I also want to point out another devastating scene from the first season; a scene that did not involve Jack. One of the major plots of the season involves the kidnapping of Jack’s wife Terri, as well as his daughter. The terrorists want to use Jack’s family as leverage over him in their assassination plot. At one point, one of their captors threatens to rape Kim. In a display of maternal protectiveness, Terri offers herself to the rapist instead of Kim. He accepts. You don’t actually see the assault occur, but you hear evidence of it. The scene makes me mist over every time I watch it, especially given Terri’s fate in the season finale. You would never see a scene like this in later seasons.
The first two seasons hold up very well, with less emphasis on hyperbolic action and more grounded nuance. Season five also holds up very well. Despite the high body count of main characters, the performance of Kiefer Sutherland is bolstered by those of Gregory Itzin as President Charles Logan, with Jean Smart as his emotionally troubled wife, Martha. The villains of the day also include RoboCop and Dr. Romano from E.R.

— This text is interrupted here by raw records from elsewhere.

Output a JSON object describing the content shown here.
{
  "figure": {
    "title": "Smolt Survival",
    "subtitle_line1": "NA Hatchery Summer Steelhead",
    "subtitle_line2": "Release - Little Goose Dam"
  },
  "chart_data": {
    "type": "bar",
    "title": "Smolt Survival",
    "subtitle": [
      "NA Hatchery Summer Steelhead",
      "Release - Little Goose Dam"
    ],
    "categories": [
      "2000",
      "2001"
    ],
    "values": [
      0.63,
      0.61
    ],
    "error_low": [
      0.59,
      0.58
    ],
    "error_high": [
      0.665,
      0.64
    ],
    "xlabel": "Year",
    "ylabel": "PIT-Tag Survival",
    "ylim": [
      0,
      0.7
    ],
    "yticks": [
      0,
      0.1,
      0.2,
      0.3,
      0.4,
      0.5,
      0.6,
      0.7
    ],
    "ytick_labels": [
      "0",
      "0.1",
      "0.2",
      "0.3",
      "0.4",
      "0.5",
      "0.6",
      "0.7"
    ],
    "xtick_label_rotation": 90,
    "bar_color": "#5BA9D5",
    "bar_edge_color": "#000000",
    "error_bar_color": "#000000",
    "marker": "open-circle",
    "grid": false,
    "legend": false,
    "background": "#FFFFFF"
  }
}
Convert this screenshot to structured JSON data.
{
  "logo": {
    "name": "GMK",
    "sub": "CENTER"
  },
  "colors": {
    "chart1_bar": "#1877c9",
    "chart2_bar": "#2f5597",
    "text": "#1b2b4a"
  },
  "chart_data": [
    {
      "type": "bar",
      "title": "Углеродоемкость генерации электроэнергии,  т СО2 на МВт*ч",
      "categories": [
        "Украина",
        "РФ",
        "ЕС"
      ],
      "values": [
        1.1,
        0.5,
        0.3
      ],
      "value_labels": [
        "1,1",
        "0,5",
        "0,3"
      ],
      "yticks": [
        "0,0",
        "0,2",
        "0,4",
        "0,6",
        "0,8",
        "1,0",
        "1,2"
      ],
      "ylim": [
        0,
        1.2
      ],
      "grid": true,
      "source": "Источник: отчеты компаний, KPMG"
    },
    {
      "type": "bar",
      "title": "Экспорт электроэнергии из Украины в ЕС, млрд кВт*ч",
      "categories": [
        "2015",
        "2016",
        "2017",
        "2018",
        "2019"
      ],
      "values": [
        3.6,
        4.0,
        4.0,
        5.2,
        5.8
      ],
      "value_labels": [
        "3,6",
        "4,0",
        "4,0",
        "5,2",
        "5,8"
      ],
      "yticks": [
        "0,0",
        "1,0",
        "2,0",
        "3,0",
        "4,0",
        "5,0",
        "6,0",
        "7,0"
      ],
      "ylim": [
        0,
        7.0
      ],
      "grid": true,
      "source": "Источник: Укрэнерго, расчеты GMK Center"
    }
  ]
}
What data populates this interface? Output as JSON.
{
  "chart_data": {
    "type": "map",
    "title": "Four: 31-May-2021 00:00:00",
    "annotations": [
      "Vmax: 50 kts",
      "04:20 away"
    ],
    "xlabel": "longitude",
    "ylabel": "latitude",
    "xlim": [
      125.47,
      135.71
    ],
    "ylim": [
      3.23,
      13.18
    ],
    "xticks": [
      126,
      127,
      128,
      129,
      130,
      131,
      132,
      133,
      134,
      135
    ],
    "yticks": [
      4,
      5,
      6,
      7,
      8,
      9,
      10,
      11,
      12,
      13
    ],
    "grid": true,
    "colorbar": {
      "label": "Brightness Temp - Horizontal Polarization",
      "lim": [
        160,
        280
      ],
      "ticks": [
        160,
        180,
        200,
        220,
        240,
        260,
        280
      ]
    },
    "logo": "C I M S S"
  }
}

Four years after Jack Bauer ran out of time, he was resurrected in a truncated 12-hour season called, 24: Live Another Day. Joe, Steve and I gathered in Steve’s cracker box apartment to watch the first few episodes. We did it more out of tradition than anything. The two things I remember most about that evening were that Steve stopped at Burger King and poured a jigger of whisky in his large coke, and Jack Bauer somehow wound up in London. After that, life got in the way and we never finished the season together. I can’t even remember how it ended. I think Audrey Raines died. That would total four of Jack’s love interests who got dead. Another trope.
Three years after that, 24: Legacy premiered after Super Bowl 51. Corey Hawkins replaced Kiefer Sutherland in the lead. Tony Almeda returned yet again. I didn’t even bother to watch. 24 without Jack Bauer would be like Breaking Bad without Walter White (hello, El Camino.) I think Joe watched it, but you can’t blame the guy. He was lonely in Phoenix. We all do desperate things when we’re lonely. That’s why I pay a woman once a week to come over and imitate Sarah Clarke’s voice as she gets naked. I get more turned on when she does evil Nina, rather than good Nina.
As for the merry band of 24 cronies in Lincoln… Well… All I can say is, we’re all victims of time. We might escape the cougar, but the clock always gets us in the end.